Do you know in what ways these obscenely horrible ways might manifest
themselves? I'm not at all aware of what parts of Ruby/Rails may be
thread-safe and where the danger may lie. With PHP, for example, the
thread-safety of various third party libraries is unknown, but
supposedly core PHP is thread-safe. What benefits are there to turning
on concurrency? Somewhat better performance?

You 'da man!
Joe
Zed S. (Guest)
on 2006-06-06 02:44
(Received via mailing list)
On Mon, 2006-06-05 at 23:19 +0200, Joe wrote:
> Zed S. wrote:
>
> Hey Zed,
>
> Do you know in what ways these obscenely horrible ways might manifest
> themselves?
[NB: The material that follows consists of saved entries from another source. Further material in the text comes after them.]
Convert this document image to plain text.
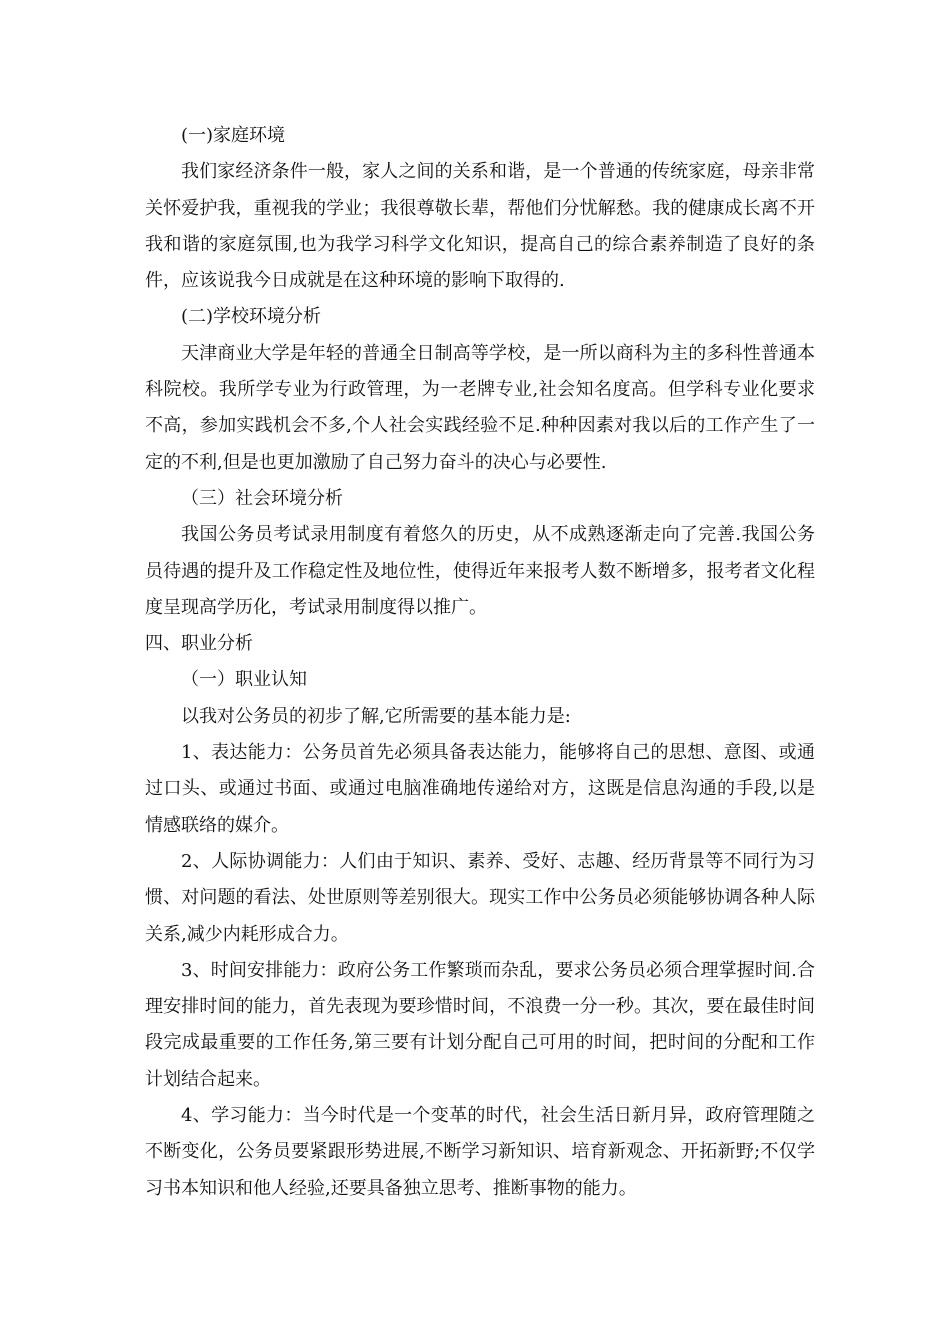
(一)家庭环境

我们家经济条件一般，家人之间的关系和谐，是一个普通的传统家庭，母亲非常关怀爱护我，重视我的学业；我很尊敬长辈，帮他们分忧解愁。我的健康成长离不开我和谐的家庭氛围,也为我学习科学文化知识，提高自己的综合素养制造了良好的条件，应该说我今日成就是在这种环境的影响下取得的.

(二)学校环境分析

天津商业大学是年轻的普通全日制高等学校，是一所以商科为主的多科性普通本科院校。我所学专业为行政管理，为一老牌专业,社会知名度高。但学科专业化要求不高，参加实践机会不多,个人社会实践经验不足.种种因素对我以后的工作产生了一定的不利,但是也更加激励了自己努力奋斗的决心与必要性.

（三）社会环境分析

我国公务员考试录用制度有着悠久的历史，从不成熟逐渐走向了完善.我国公务员待遇的提升及工作稳定性及地位性，使得近年来报考人数不断增多，报考者文化程度呈现高学历化，考试录用制度得以推广。

四、职业分析

（一）职业认知

以我对公务员的初步了解,它所需要的基本能力是:

1、表达能力：公务员首先必须具备表达能力，能够将自己的思想、意图、或通过口头、或通过书面、或通过电脑准确地传递给对方，这既是信息沟通的手段,以是情感联络的媒介。

2、人际协调能力：人们由于知识、素养、受好、志趣、经历背景等不同行为习惯、对问题的看法、处世原则等差别很大。现实工作中公务员必须能够协调各种人际关系,减少内耗形成合力。

3、时间安排能力：政府公务工作繁琐而杂乱，要求公务员必须合理掌握时间.合理安排时间的能力，首先表现为要珍惜时间，不浪费一分一秒。其次，要在最佳时间段完成最重要的工作任务,第三要有计划分配自己可用的时间，把时间的分配和工作计划结合起来。

4、学习能力：当今时代是一个变革的时代，社会生活日新月异，政府管理随之不断变化，公务员要紧跟形势进展,不断学习新知识、培育新观念、开拓新野;不仅学习书本知识和他人经验,还要具备独立思考、推断事物的能力。
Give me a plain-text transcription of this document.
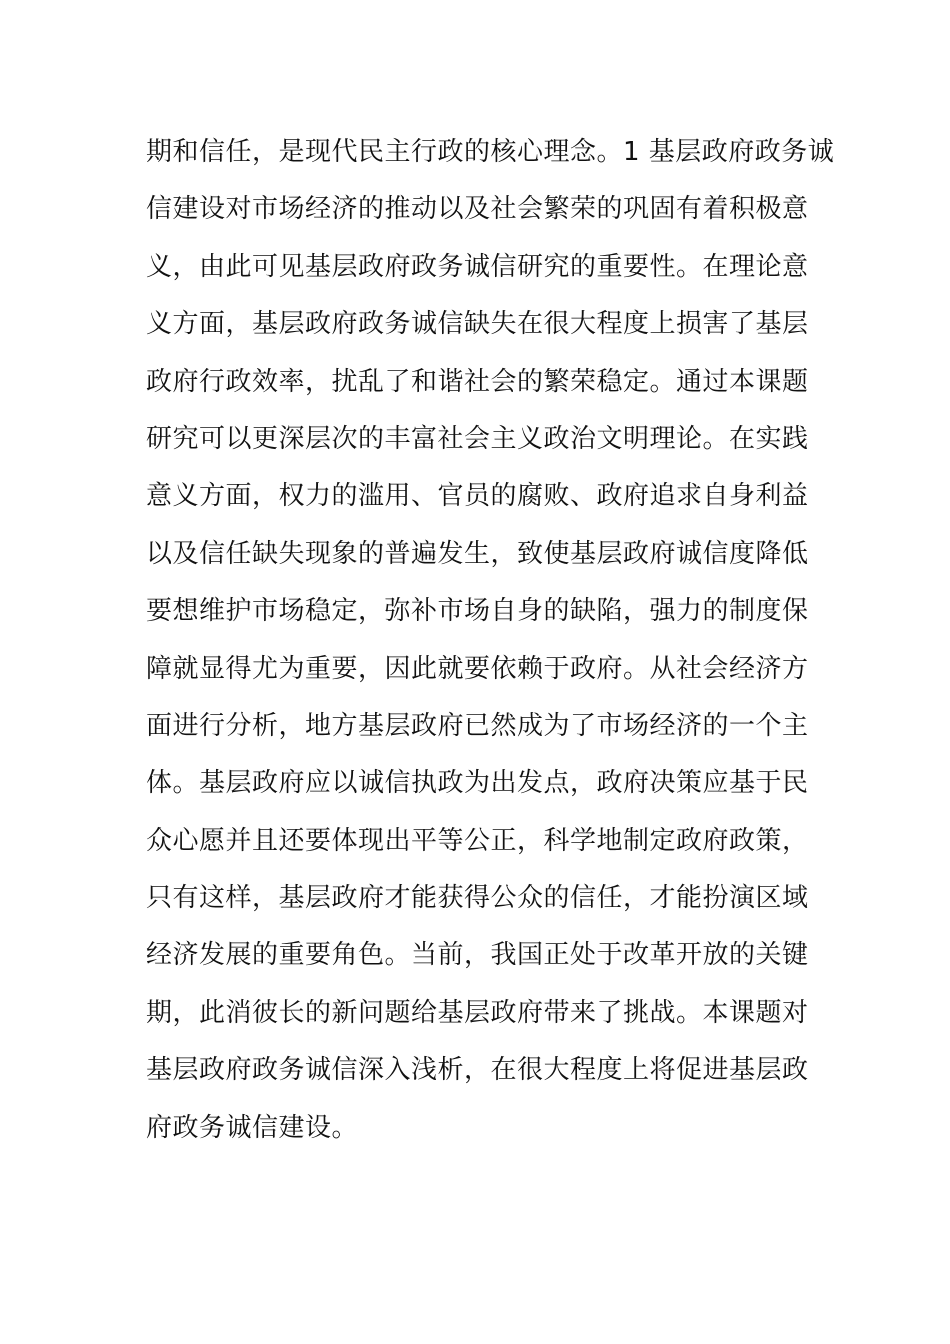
期和信任，是现代民主行政的核心理念。1 基层政府政务诚
信建设对市场经济的推动以及社会繁荣的巩固有着积极意
义，由此可见基层政府政务诚信研究的重要性。在理论意
义方面，基层政府政务诚信缺失在很大程度上损害了基层
政府行政效率，扰乱了和谐社会的繁荣稳定。通过本课题
研究可以更深层次的丰富社会主义政治文明理论。在实践
意义方面，权力的滥用、官员的腐败、政府追求自身利益
以及信任缺失现象的普遍发生，致使基层政府诚信度降低
要想维护市场稳定，弥补市场自身的缺陷，强力的制度保
障就显得尤为重要，因此就要依赖于政府。从社会经济方
面进行分析，地方基层政府已然成为了市场经济的一个主
体。基层政府应以诚信执政为出发点，政府决策应基于民
众心愿并且还要体现出平等公正，科学地制定政府政策，
只有这样，基层政府才能获得公众的信任，才能扮演区域
经济发展的重要角色。当前，我国正处于改革开放的关键
期，此消彼长的新问题给基层政府带来了挑战。本课题对
基层政府政务诚信深入浅析，在很大程度上将促进基层政
府政务诚信建设。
I'm not at all aware of what parts of Ruby/Rails may be
> thread-safe and where the danger may lie. With PHP, for example, the
> thread-safety of various third party libraries is unknown, but
> supposedly core PHP is thread-safe. What benefits are there to turning
> on concurrency? Somewhat better performance?

I may list out the things that can go horribly wrong in the near future,
but this is kind of a catch-22.  I know of things that go wrong, but
they are only in my testing and when I've examined the code.  They're
not really bugs in rails, just usage patterns that people have which
don't work in rails (like firing up popen).

What will most likely happen is people will start using this feature,
they'll have weird problems with it on that they don't have with it off,
and then we'll start to find out what you can and can't do.

As a side note I'm looking to add a feature for 0.4 that will let you
give a list of "locked URIs" to a special guard handler.  This will let
you lock stuff that needs it and leave the rest alone.


--
Zed A. Shaw
http://www.zedshaw.com/
http://mongrel.rubyforge.org/
Michael A. Schoen (Guest)
on 2006-06-06 03:58
(Received via mailing list)
Zed S. wrote:
> As a side note I'm looking to add a feature for 0.4 that will let you
> give a list of "locked URIs" to a special guard handler.  This will let
> you lock stuff that needs it and leave the rest alone.

It might be neat to allow the reverse as well -- a set of thread-safe
URIs that don't lock. It might be easier to identify a handful of
high-volume URIs that are known (and can be proven) to be safe, rather
than presume that all but a set of URIs are safe.